Le scénario d'une présidence RN devient possible. Mais que celle-ci change réellement la donne pour tous ceux qui auront voté en ce sens reste improbable.
Un sondage récent laisse entendre que Marine Le Pen pourrait gravir en 2022 les marches de l'Élysée. Avec 55 % des intentions de vote contre 45, Macron a encore de la marge. Mais des vents de plus en plus furieux soufflent dans les voiles “populistes”, en France et ailleurs. Déjà ils le chahutent ; un mauvais coup du sort et ils peuvent l'emporter. Supposons que ce couple complice autant que rival soit en lice sur le paddock au second tour avec Marine Le Pen qui a compris qu'elle devra lors du débat rituel causer d'immigration, de sécurité, de fins de mois difficiles et de rien d'autre. Cocardisme protecteur contre mondialisme destructeur : la campagne se jouera sur cette thématique. La défaite de Macron reste improbable. Désormais, elle est possible. Imaginons la suite. Le dimanche soir, Marine Le Pen élue a le triomphe modeste. On signale des slogans “nauséabonds” du côté de Beaucaire ou de Bruay-en-Artois, du genre “la France aux Français”. Rien de plus. Le lundi, les médias se répandent sur la “peste brune” propagée par la “bête immonde”, le Cac 40 décroche et du fric passe en douce la frontière, comme en 1981, quand Mitterrand a battu Giscard. Le mardi, on s'étonne : aucune horde casquée et bottée ne déferle sur Paris. Nous aurait-on enfumés, se demande-t-on au bistrot et au boulot ? Le mercredi, le secrétaire général de l'Élysée, aussi énarque que ses prédécesseurs, annonce un gouvernement de transition. La présidence a voulu qu'il soit fade et incolore. Il y a des précédents. La haute fonction publique gère les affaires courantes en attendant les législatives.

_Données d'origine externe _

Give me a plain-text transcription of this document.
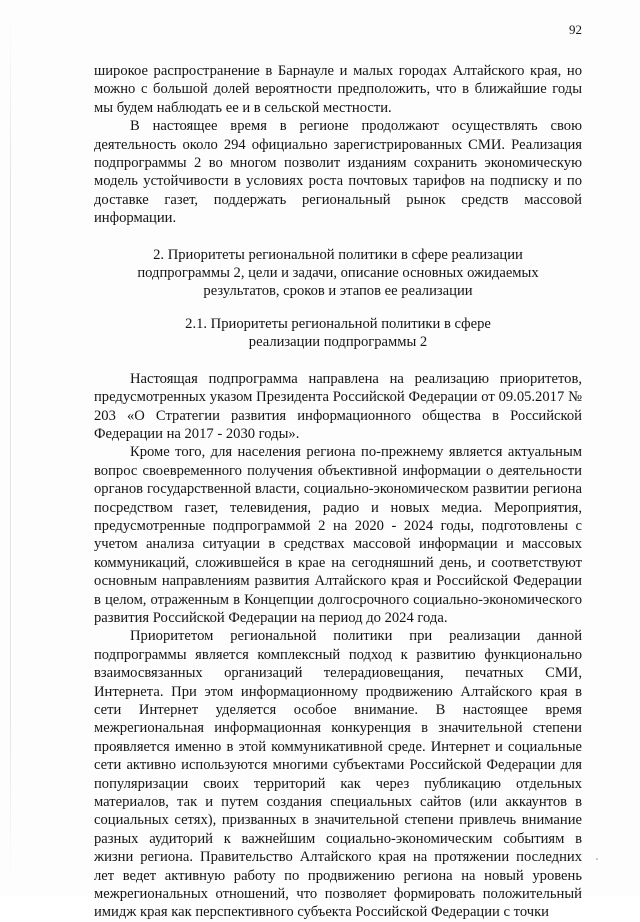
92

широкое распространение в Барнауле и малых городах Алтайского края, но можно с большой долей вероятности предположить, что в ближайшие годы мы будем наблюдать ее и в сельской местности.

В настоящее время в регионе продолжают осуществлять свою деятельность около 294 официально зарегистрированных СМИ. Реализация подпрограммы 2 во многом позволит изданиям сохранить экономическую модель устойчивости в условиях роста почтовых тарифов на подписку и по доставке газет, поддержать региональный рынок средств массовой информации.

2. Приоритеты региональной политики в сфере реализации
подпрограммы 2, цели и задачи, описание основных ожидаемых
результатов, сроков и этапов ее реализации
2.1. Приоритеты региональной политики в сфере
реализации подпрограммы 2

Настоящая подпрограмма направлена на реализацию приоритетов, предусмотренных указом Президента Российской Федерации от 09.05.2017 № 203 «О Стратегии развития информационного общества в Российской Федерации на 2017 - 2030 годы».

Кроме того, для населения региона по-прежнему является актуальным вопрос своевременного получения объективной информации о деятельности органов государственной власти, социально-экономическом развитии региона посредством газет, телевидения, радио и новых медиа. Мероприятия, предусмотренные подпрограммой 2 на 2020 - 2024 годы, подготовлены с учетом анализа ситуации в средствах массовой информации и массовых коммуникаций, сложившейся в крае на сегодняшний день, и соответствуют основным направлениям развития Алтайского края и Российской Федерации в целом, отраженным в Концепции долгосрочного социально-экономического развития Российской Федерации на период до 2024 года.

Приоритетом региональной политики при реализации данной подпрограммы является комплексный подход к развитию функционально взаимосвязанных организаций телерадиовещания, печатных СМИ, Интернета. При этом информационному продвижению Алтайского края в сети Интернет уделяется особое внимание. В настоящее время межрегиональная информационная конкуренция в значительной степени проявляется именно в этой коммуникативной среде. Интернет и социальные сети активно используются многими субъектами Российской Федерации для популяризации своих территорий как через публикацию отдельных материалов, так и путем создания специальных сайтов (или аккаунтов в социальных сетях), призванных в значительной степени привлечь внимание разных аудиторий к важнейшим социально-экономическим событиям в жизни региона. Правительство Алтайского края на протяжении последних лет ведет активную работу по продвижению региона на новый уровень межрегиональных отношений, что позволяет формировать положительный имидж края как перспективного субъекта Российской Федерации с точки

Nous y voici. Cent cinquante candidats du RN se font élire sur la lancée de la présidentielle. L'hypothèse d'une majorité bleu marine est exclue car entre-temps un “sursaut républicain” aura été dûment orchestré par un sérail tétanisé, avec la complicité du Medef. Les patrons ont besoin d'immigrés pour contenir les salaires, et plus ils viennent de pays misérables, moins ils sont exigeants. La présidente a beau se précipiter à Bruxelles pour rassurer Mmes Lagarde et von der Leyen, les européistes s'alarment. Leurs experts prédisent des calamités de tous ordres. Refrain usé, qui tombe à plat. Dans un climat d'invectives assorties peut-être de quelques horions, les nouveaux députés prennent place dans l'hémicycle. Une escouade de droitiers modérés, une autre de sociaux-démocrates. Quelques écolos, quelques insoumis, quelques survivants d'En marche ! ayant renoué hâtivement avec leur fond de sauce socialo. Ou libéral. Ça donne une macédoine avec laquelle la présidente peine à concocter une mayonnaise assez comestible pour proposer, au mieux, une “majorité d'idées” anodine !
Résultat de l'imbroglio : il ne se passe rien. Or les gens de peu ont voté Le Pen en espérant qu'il se passerait enfin quelque chose. Ils seront les premiers floués. Leur vote était un exutoire - une catharsis somme toute démocratique qui les maintenait dans les clous comme jadis le vote communiste. Boulots précaires et mal payés, zones suburbaines (ou rurbaines) inhospitalières, sentiment d'exil intérieur (les “territoires”), de dépossession (les flux migratoires) et d'insécurité : ils cumulent toutes les raisons d'avoir la rage au ventre. Imaginons leur exaspération en assistant à un spectacle bien connu des historiens de la IVe République dans sa phase d'agonie : Marine Le Pen, leur porte-étendard, recevant en son palais des politiciens apeurés pour leur proposer Matignon, essuyant leur refus, nommant de guerre lasse un Premier ministre “technicien” dont le gouvernement fantoche explosera au premier avant-projet de loi. Le scénario probable n'est pas du tout l'instauration à la cravache d'un quelconque dérivé du péronisme comme on feint de le croire. Marine Le Pen n'en a pas le goût et n'en aurait pas les moyens. C'est plutôt un remake hors saison de la mauvaise tambouille “républicaine” vomie par l'opinion, quand, en 1957 et 1958, les paras de Salan préméditaient un coup d'État. De Gaulle sut les remettre au pas. Le risque ce coup-ci ne viendra pas d'un galonné, l'armée est légaliste et le restera. Il viendra de la rue et si ça flambe, de Gaulle ne sera pas là pour sauver les meubles.